Likewise, while it shames me deeply, I've spent far too much time and energy looking for relationships, being in relationships, contorting myself to fit in outdated relationships than I have on my relationship with myself. Not just primary relationships, either, it was just as important to win the approval of a parent or a friend or the mail carrier as it was that of a lover. Even while I recognized this was not perhaps the most salubrious way to waltz through life, I couldn't stop myself: I had to exhaust myself. After 41 years of running, I collapsed. Fortunately, that time I not only let go and let God (or whomever, as I like to say), I let go of everything and I let everybody.
So many wonderful things have come out of the great good fortune of getting sick. I slowed down, for one; really, I had no other choice. I gained an acute appreciation for everything, and I do mean everything, in my life. Fundamentally, I learned to see and experience things in a different way, from the inside out rather than the backasswards way I'd been doing it for so many years.
And remarkably, things began to shift. I was more grateful for less money. My burning desire to Make It As An Actress turned into a profound respect for the ground I had already gained, and then to a respect for the person (um, me) who'd gained it, and then to a total falling away of all the (wrong) reasons I'd lusted after success, money, fame, validation, and yes, love, leaving just this pure but fiercely burning desire to speak my Truth. And my yearning to be in a primary relationship sort of faded away, bit by bit, until I realized that what I really wanted was authentic connection, period, with myself, with my friends, with the mail carrier. My real longing was for home; the "whom" was almost beside the point. (Sex was not, but that's another post for another day.)

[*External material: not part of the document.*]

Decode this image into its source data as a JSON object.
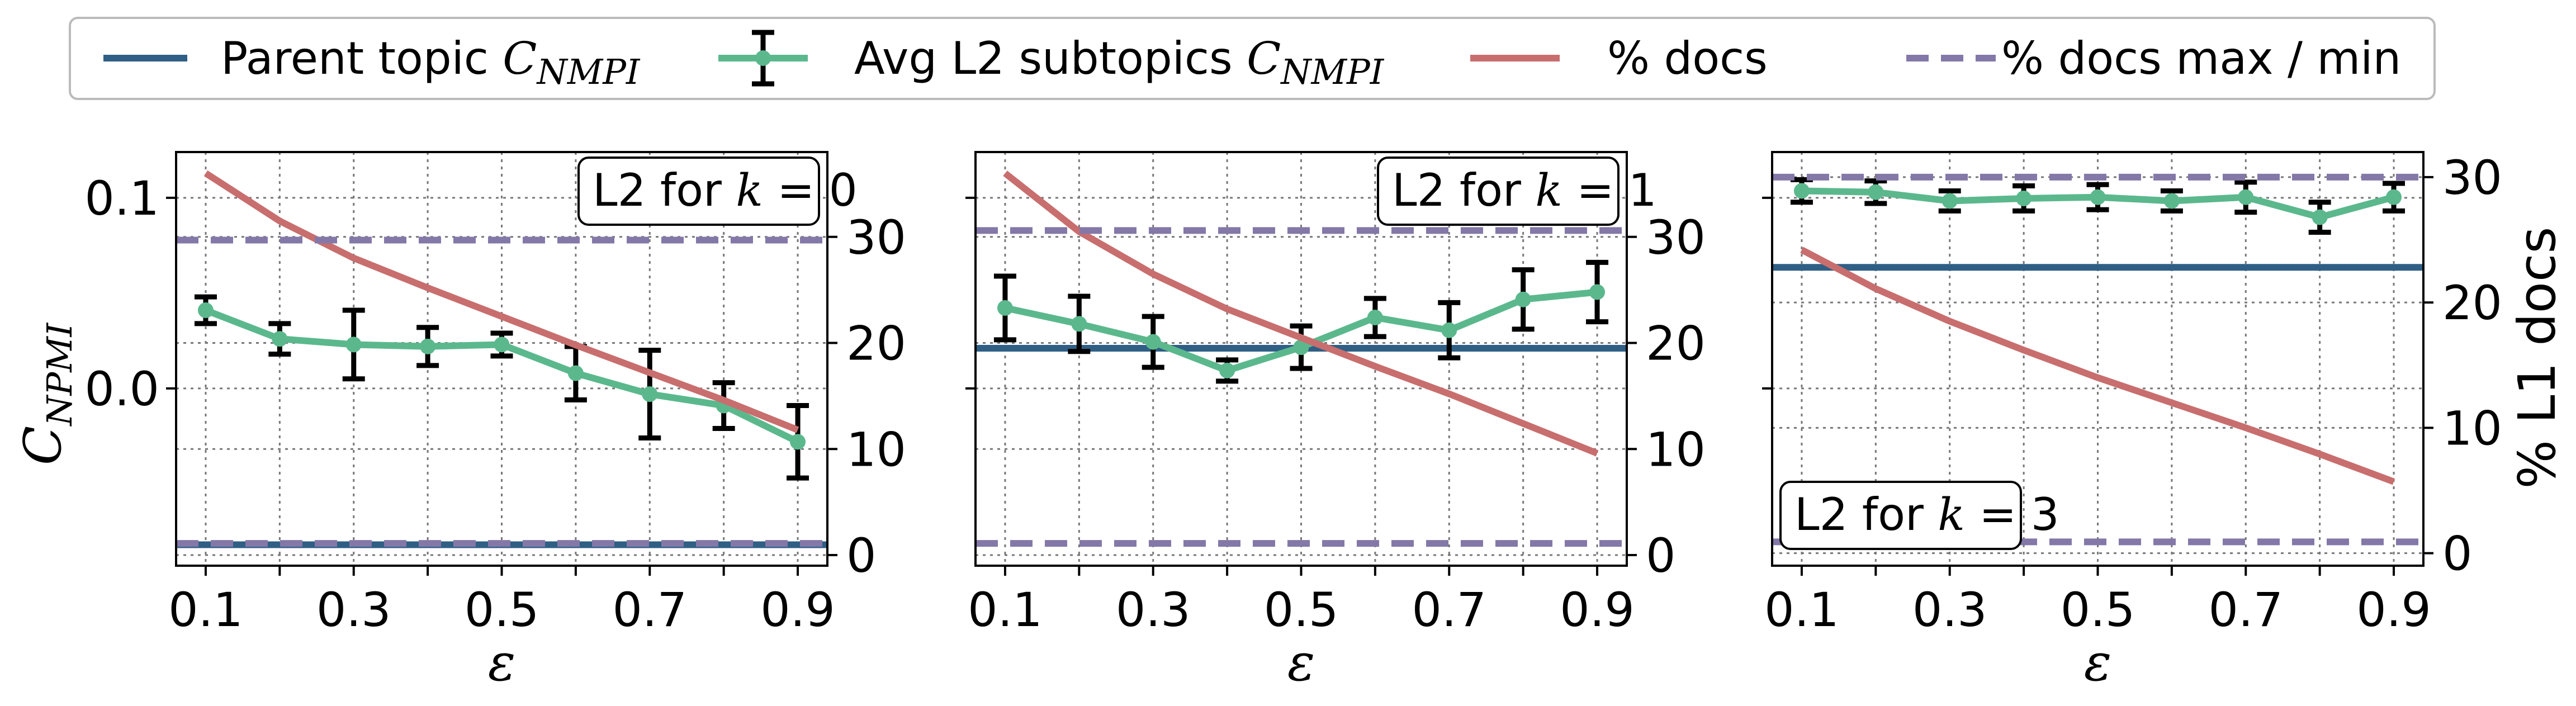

Which brings me back around to the title of this rather long-winded rant (with apologies to Virginia Woolf). For too long, I shunned the idea of home as just so much attachment, a waste of time, money and energy. I lived in a series of shitholes I was only too happy to turn the key on in the morning. When I finally bought a place, I did it for Investment Purposes and for the partner who would surely materialize to join me there (he did). When I lived with S.O.s, I furnished (or not) to please them; when they moved out or I moved on, I kept only what was necessary to get by.
This past year, as part of my odyssey of self-discovery, I finally explored the last frontier. I bought a real couch. I took a weekend and painted my (rental) apartment. I took a sewing class and made curtains. I bought a piece of art, my first in over 15 years. I made my place the way I wanted to make it, for no one else but me. For the first time in my life, it's truly an expression of myself: it's my truth, writ in red and yellow and odd eclectic furnishings. I feel as at home in my home as I do in my own skin, and it all feels wonderful.
The funniest part? Everyone else likes it better, too.